TRAKTOR – 2013 – Fast and Loud

1. Night Brawl
2. Angel of Booze
3. High Five!
4. I’ll Laugh Last
5. I Am the Dead
6. Professors of Metal
7. Take This Torch (Razor cover)


Rok wydania: 2013
Wydawca: Thrashing Madness


Traktor powstał w roku 2000. Dlaczego zatem ich płytę postanowiliśmy zaprezentować w odkrywce? Ponieważ wydawniczo to nadal młoda ekipa. Jak sami piszą w bio, przez połowę tego czasu zespół był zawieszony, a problemy ze składem prawdopodobnie były przyczynkiem do niezbyt licznego dorobku płytowego.

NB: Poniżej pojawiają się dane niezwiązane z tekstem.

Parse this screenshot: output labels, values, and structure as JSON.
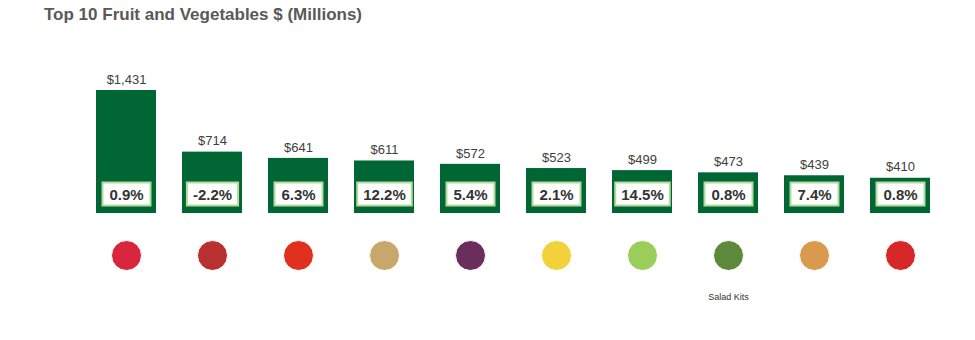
{
  "chart_data": {
    "type": "bar",
    "title": "Top 10 Fruit and Vegetables $ (Millions)",
    "categories": [
      null,
      null,
      null,
      null,
      null,
      null,
      null,
      "Salad Kits",
      null,
      null
    ],
    "values": [
      1431,
      714,
      641,
      611,
      572,
      523,
      499,
      473,
      439,
      410
    ],
    "value_labels": [
      "$1,431",
      "$714",
      "$641",
      "$611",
      "$572",
      "$523",
      "$499",
      "$473",
      "$439",
      "$410"
    ],
    "growth_labels": [
      "0.9%",
      "-2.2%",
      "6.3%",
      "12.2%",
      "5.4%",
      "2.1%",
      "14.5%",
      "0.8%",
      "7.4%",
      "0.8%"
    ],
    "color": "#006633",
    "ylim": [
      0,
      1431
    ],
    "yticks": [],
    "tick_labels": "x",
    "data_labels": true
  }
}
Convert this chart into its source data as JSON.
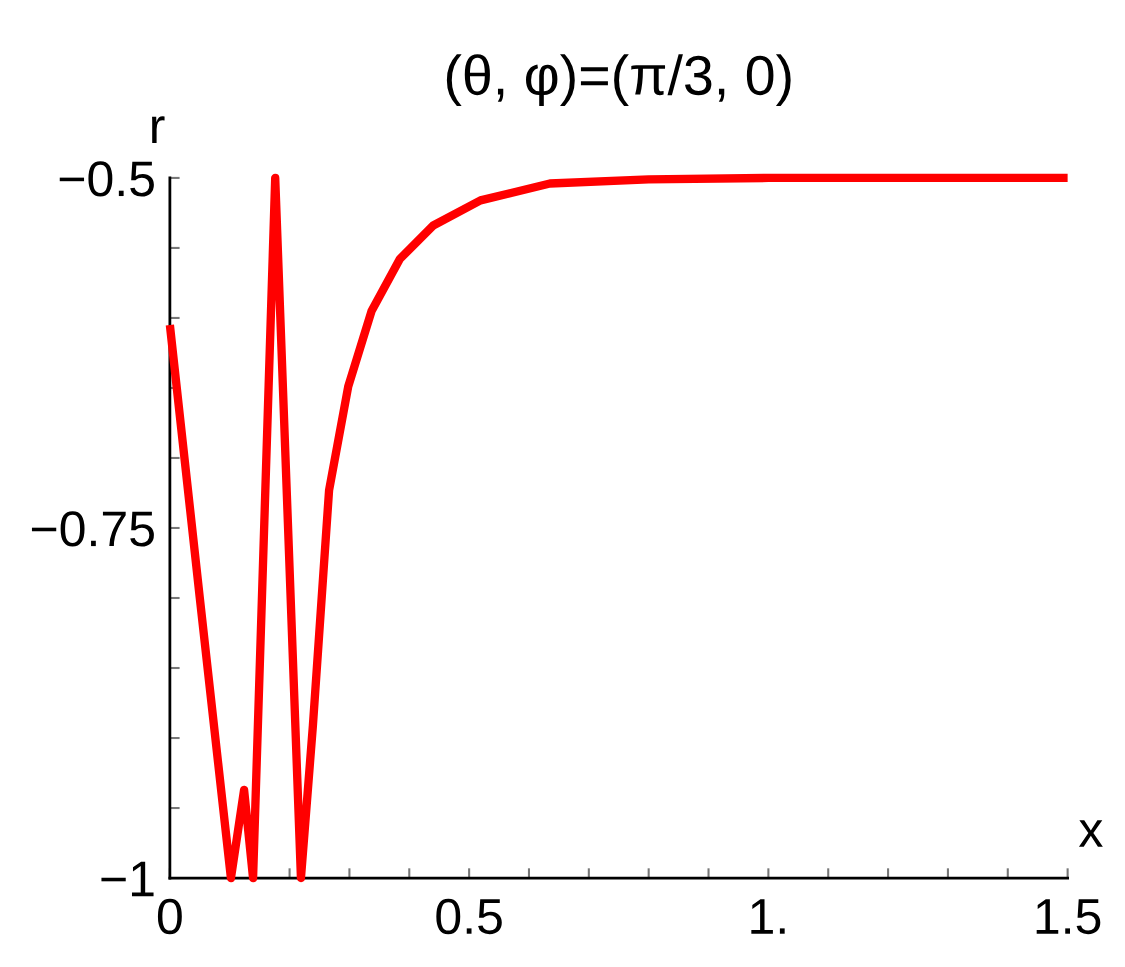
{
  "chart_data": {
    "type": "line",
    "title": "(θ, φ)=(π/3, 0)",
    "xlabel": "x",
    "ylabel": "r",
    "xlim": [
      0,
      1.5
    ],
    "ylim": [
      -1,
      -0.5
    ],
    "xticks": [
      0,
      {
        "value": 0.1,
        "label": null
      },
      {
        "value": 0.2,
        "label": null
      },
      {
        "value": 0.3,
        "label": null
      },
      {
        "value": 0.4,
        "label": null
      },
      {
        "value": 0.5,
        "label": "0.5"
      },
      {
        "value": 0.6,
        "label": null
      },
      {
        "value": 0.7,
        "label": null
      },
      {
        "value": 0.8,
        "label": null
      },
      {
        "value": 0.9,
        "label": null
      },
      {
        "value": 1,
        "label": "1."
      },
      {
        "value": 1.1,
        "label": null
      },
      {
        "value": 1.2,
        "label": null
      },
      {
        "value": 1.3,
        "label": null
      },
      {
        "value": 1.4,
        "label": null
      },
      {
        "value": 1.5,
        "label": "1.5"
      }
    ],
    "yticks": [
      {
        "value": -1,
        "label": "−1"
      },
      {
        "value": -0.95,
        "label": null
      },
      {
        "value": -0.9,
        "label": null
      },
      {
        "value": -0.85,
        "label": null
      },
      {
        "value": -0.8,
        "label": null
      },
      {
        "value": -0.75,
        "label": "−0.75"
      },
      {
        "value": -0.7,
        "label": null
      },
      {
        "value": -0.65,
        "label": null
      },
      {
        "value": -0.6,
        "label": null
      },
      {
        "value": -0.55,
        "label": null
      },
      {
        "value": -0.5,
        "label": "−0.5"
      }
    ],
    "grid": false,
    "legend": false,
    "series": [
      {
        "color": "#ff0000",
        "x": [
          0,
          0.05,
          0.102,
          0.124,
          0.139,
          0.176,
          0.219,
          0.239,
          0.266,
          0.298,
          0.337,
          0.384,
          0.44,
          0.519,
          0.635,
          0.8,
          1.0,
          1.5
        ],
        "values": [
          -0.605,
          -0.8,
          -1,
          -0.937,
          -1,
          -0.5,
          -1,
          -0.891,
          -0.723,
          -0.649,
          -0.595,
          -0.558,
          -0.534,
          -0.516,
          -0.504,
          -0.501,
          -0.5,
          -0.5
        ]
      }
    ]
  }
}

Ale, mamy rok 2013 i grupa wydaje płytę, ok. 25 min muzyki, z jednym coverem. Coraz więcej powodów by pojawili się w odkrywce? Dla mnie ostatecznym jest brzmienie albumu „Fast and loud”. Brzmi trochę jak demo. Ale nic co napisałem powyżej nie powinno być rozpatrywane w kategorii wad.

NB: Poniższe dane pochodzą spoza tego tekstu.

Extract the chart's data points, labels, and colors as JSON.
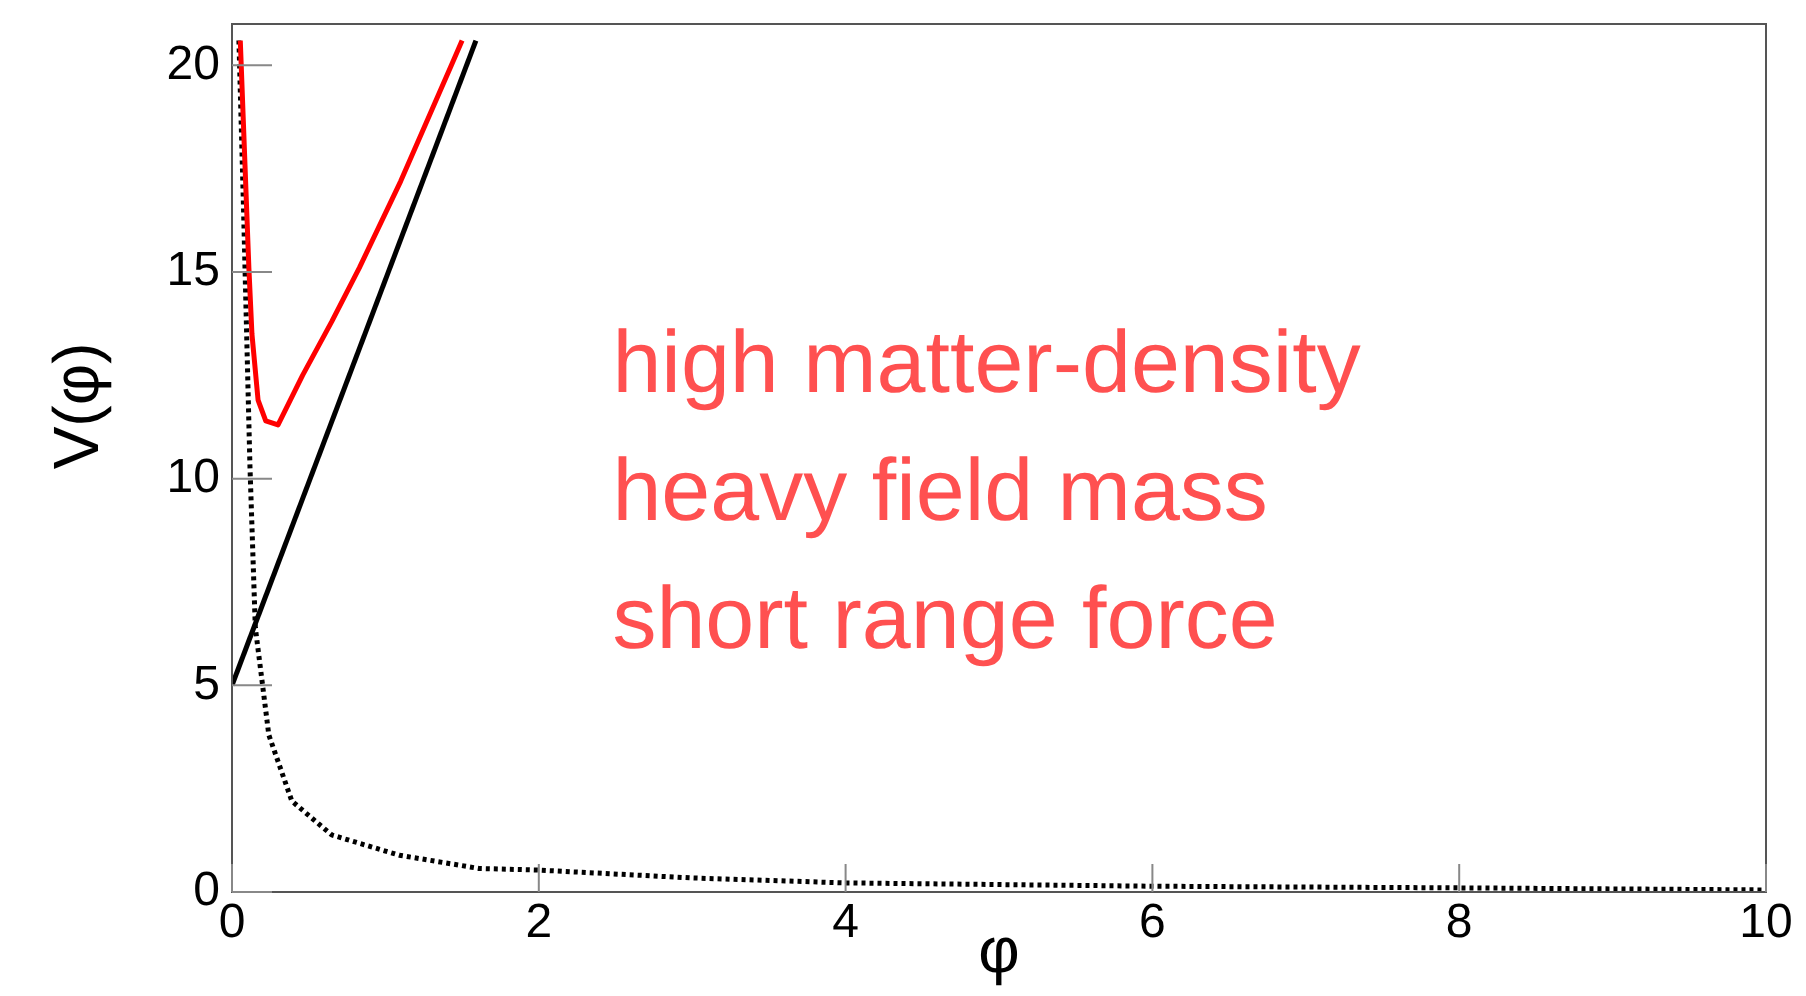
{
  "chart_data": {
    "type": "line",
    "xlabel": "φ",
    "ylabel": "V(φ)",
    "xlim": [
      0,
      10
    ],
    "ylim": [
      0,
      21
    ],
    "xticks": [
      0,
      2,
      4,
      6,
      8,
      10
    ],
    "yticks": [
      0,
      5,
      10,
      15,
      20
    ],
    "grid": false,
    "legend": false,
    "marker": "none",
    "annotations": [
      "high matter-density",
      "heavy field mass",
      "short range force"
    ],
    "series": [
      {
        "color": "#ff0000",
        "line_style": "solid",
        "x": [
          0.054,
          0.11,
          0.13,
          0.17,
          0.22,
          0.3,
          0.46,
          0.65,
          0.83,
          1.1,
          1.43,
          1.5
        ],
        "values": [
          20.6,
          15.1,
          13.5,
          11.9,
          11.4,
          11.3,
          12.5,
          13.8,
          15.1,
          17.2,
          20,
          20.6
        ]
      },
      {
        "color": "#000000",
        "line_style": "solid",
        "x": [
          0,
          1.59
        ],
        "values": [
          5,
          20.6
        ]
      },
      {
        "color": "#000000",
        "line_style": "dotted",
        "x": [
          0.045,
          0.074,
          0.117,
          0.152,
          0.24,
          0.39,
          0.65,
          1.09,
          1.61,
          2,
          3,
          4,
          6,
          8,
          10
        ],
        "values": [
          20.6,
          16.7,
          10.3,
          6.4,
          3.8,
          2.2,
          1.38,
          0.89,
          0.57,
          0.53,
          0.34,
          0.22,
          0.14,
          0.1,
          0.05
        ]
      }
    ]
  }
}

Bowiem. Sześć konkretnych autorskich kompozycji, to materiał, którego Traktorzyści nie muszą się wstydzić. Chłopaki naparzają, że aż miło. W utworach sporo się dzieje. Jest gęsto i szybko. Ale co ciekawsze, aby nie było monotonnie, chwilami zespół chwilami podkręca tempo na „bardzo szybko”. Niewiele tu niespiesznych riffów, jak ten otwierający „Professors of Metal”, a takich patentów mogłoby tu być swobodnie sporo więcej. To co się podoba to również głos Toma, wysoki, ale mocny i nie piszczący. Ale Traktor to głównie kanonada riffów i kilka fajnych solówek.

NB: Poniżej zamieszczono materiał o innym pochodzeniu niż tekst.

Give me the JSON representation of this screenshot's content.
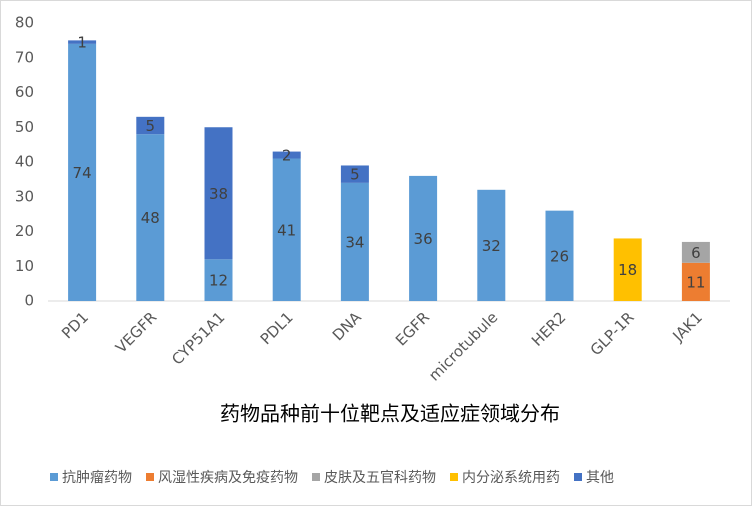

Co mi się nie podoba? Wspomniane brzmienie. Perka brzmi kartonowo, talerze foliowo, a bas gdzieś zanika w tumulcie. A. Całe szczęście sekcja nie zagłusza gitary… Przydałoby się też trochę więcej finezji w rytmice. Ten materiał nie nuży, ale niech tak zespół nagra płytę trwającą trzy kwadranse – po prostu każdy słuchacz odpadnie w połowie.
Szczerze mówiąc mam nadzieję, że brzmienie to wynik konieczności, a nie wyboru. Przy niezłych umiejętnościach kompozytorskich niestrategicznie byłoby zaprzepaścić zalety utworów i umiejętności muzyków archaicznym brzmieniem.

Ale OK, kiedy traktuję ten materiał poglądowo, bardziej jak demo właśnie, to podoba mi się potencjał tej ekipy. Życzyłbym sobie, żeby ktoś ich zauważył i umożliwił rejestrację (nawet tego materiału) w przyzwoitych warunkach i z prawdziwą produkcją. Zespół ma umiejętności i chęci, gatunek przeżywa renesans… nie widzę więc powodu, aby zmarnować ten zbieg sprzyjających okoliczności.
Tak czy inaczej po kolejne ich wydawnictwo sięgnę z ochotą, ale też z pewnymi oczekiwaniami.